Communication contreproductive

Plus récemment, en 2011, l’entreprise publiait dans le New York Times une publicité qui, à l’occasion de la saison du Black Friday, exhortait ses clients à ne pas acheter l’une des vestes phares de la marque. «Nous vous demandons d’acheter moins et de réfléchir avant de dépenser un sou sur cette veste ou quoi que ce soit d’autre», pouvait-on lire sur la publicité. «N’achetez pas ce dont vous n’avez pas besoin», ajoutait l’annonce, précisant qu’il avait fallu 135 litres d’eau et 20 livres de CO2 pour fabriquer chaque unité.
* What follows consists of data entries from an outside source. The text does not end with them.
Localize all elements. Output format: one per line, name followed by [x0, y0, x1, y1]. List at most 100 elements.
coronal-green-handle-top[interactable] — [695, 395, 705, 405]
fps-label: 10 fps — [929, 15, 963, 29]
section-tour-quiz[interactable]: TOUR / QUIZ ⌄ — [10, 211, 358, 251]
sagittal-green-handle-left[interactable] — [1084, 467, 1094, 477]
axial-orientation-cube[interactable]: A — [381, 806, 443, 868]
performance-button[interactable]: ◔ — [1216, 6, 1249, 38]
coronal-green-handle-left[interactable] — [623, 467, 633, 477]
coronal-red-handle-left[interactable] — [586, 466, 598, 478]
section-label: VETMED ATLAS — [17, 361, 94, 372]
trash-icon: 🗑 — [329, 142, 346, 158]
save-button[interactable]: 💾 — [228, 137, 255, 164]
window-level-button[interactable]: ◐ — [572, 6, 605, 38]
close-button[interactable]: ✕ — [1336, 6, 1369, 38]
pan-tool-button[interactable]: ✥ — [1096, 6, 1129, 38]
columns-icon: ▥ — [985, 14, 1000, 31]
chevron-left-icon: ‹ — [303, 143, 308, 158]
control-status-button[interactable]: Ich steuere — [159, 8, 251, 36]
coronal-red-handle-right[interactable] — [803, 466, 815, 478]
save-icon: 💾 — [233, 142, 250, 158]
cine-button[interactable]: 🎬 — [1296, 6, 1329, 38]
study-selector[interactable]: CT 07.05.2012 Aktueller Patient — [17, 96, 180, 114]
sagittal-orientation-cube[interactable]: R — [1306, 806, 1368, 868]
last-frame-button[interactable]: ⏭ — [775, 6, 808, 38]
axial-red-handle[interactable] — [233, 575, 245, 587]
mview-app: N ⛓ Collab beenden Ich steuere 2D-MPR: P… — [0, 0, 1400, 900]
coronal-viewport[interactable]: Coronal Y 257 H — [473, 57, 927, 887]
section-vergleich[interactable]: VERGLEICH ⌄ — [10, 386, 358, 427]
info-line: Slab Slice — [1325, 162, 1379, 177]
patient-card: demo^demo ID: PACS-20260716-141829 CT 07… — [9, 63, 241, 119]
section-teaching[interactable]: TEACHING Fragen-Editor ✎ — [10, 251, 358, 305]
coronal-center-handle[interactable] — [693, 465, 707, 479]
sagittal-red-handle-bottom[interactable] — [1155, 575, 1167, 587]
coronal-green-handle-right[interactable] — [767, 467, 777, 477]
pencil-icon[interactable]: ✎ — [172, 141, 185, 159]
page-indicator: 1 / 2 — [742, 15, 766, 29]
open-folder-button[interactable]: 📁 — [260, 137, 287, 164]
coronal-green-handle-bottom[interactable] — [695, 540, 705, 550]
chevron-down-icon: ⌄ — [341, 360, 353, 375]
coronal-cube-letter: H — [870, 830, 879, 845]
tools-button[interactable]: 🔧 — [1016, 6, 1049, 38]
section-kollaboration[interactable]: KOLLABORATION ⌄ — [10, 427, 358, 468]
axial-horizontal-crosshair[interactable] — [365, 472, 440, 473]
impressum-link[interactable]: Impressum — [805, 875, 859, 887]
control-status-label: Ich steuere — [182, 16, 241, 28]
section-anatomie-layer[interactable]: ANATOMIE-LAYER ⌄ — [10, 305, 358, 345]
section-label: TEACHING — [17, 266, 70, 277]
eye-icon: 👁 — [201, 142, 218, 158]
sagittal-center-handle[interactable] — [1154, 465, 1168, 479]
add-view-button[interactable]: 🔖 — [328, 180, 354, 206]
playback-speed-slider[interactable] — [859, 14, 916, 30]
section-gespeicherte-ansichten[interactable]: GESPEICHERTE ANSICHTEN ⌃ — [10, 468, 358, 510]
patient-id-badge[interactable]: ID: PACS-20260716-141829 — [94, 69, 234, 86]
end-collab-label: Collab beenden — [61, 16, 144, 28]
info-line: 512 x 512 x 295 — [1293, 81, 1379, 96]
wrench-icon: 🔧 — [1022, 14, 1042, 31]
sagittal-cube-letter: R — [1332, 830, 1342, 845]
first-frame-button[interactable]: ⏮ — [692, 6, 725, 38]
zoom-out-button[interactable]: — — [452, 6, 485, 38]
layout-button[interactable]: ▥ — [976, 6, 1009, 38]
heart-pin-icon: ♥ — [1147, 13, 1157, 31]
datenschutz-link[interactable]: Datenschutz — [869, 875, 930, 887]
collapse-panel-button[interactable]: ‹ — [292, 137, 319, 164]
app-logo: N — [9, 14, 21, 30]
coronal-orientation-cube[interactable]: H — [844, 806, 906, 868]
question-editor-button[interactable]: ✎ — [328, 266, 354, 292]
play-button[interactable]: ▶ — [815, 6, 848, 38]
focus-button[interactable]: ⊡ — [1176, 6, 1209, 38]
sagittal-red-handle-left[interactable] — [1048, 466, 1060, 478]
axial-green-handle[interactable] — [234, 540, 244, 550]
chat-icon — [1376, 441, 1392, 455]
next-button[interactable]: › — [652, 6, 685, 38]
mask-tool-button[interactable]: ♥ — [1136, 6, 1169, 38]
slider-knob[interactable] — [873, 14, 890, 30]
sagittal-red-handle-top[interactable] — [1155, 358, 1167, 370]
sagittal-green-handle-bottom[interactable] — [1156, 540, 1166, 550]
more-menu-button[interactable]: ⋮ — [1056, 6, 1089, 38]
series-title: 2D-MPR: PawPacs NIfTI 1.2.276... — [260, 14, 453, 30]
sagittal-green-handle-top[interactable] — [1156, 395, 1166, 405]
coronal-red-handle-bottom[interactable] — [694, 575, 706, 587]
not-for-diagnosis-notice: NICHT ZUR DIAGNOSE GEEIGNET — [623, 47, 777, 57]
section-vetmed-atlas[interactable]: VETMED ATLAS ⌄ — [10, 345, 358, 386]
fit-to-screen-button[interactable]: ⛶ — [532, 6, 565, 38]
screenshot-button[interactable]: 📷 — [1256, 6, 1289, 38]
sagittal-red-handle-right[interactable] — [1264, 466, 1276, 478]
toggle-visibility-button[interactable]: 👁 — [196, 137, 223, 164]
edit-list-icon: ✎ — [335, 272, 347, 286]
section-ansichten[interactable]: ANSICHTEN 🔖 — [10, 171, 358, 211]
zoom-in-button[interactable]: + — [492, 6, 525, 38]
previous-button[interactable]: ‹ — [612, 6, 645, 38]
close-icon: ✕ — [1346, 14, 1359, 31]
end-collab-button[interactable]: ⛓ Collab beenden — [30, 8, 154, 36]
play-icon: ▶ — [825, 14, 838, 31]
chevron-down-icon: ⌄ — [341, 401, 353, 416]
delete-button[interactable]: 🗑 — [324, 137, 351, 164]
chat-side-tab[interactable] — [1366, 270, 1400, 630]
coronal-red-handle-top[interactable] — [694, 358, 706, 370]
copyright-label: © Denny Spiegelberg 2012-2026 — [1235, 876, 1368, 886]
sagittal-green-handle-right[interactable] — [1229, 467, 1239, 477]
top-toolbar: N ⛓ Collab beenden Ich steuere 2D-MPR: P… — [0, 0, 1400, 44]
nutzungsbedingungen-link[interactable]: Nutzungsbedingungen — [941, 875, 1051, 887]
Une campagne de communication chargée de bonnes intentions, mais somme toute assez contreproductive puisque la publicité ne fit qu’attiser les convoitises des consommateurs.

Par ailleurs, avec près de 100 millions d’euros de bénéfices par an, celui qui se présente comme un fervent défenseur de la cause écologique est devenu, peut-être à son corps défendant, un acteur non négligeable du consumérisme. Et à ce propos, si le président du conseil d’administration de Patagonia, Charles Conn, a salué les entreprises qui créent «le prochain modèle de capitalisme grâce à un engagement profond envers leur raison d’être», il est peut-être antinomique de penser qu’une entreprise reposant sur des ressources naturelles qui se raréfient puisse être compatible avec la crise environnementale. D’autant plus lorsque le but est d’attirer «plus d’investissements, de meilleurs employés et une fidélité plus profonde de la clientèle».

«Si notre but est une planète ou la vie prospère – et non plus gérer une entreprise – chacun d’entre nous devra prendre ses responsabilités. Nous avons pris les nôtres», conclut finalement Yvon Chouinard dans sa lettre. Or, si le dernier engagement pris par le fondateur de Patagonia demeure intéressant, l’alpiniste se félicite sans doute un peu tôt d’une initiative qui ne saurait suffire à répondre aux défis de l’urgence climatique.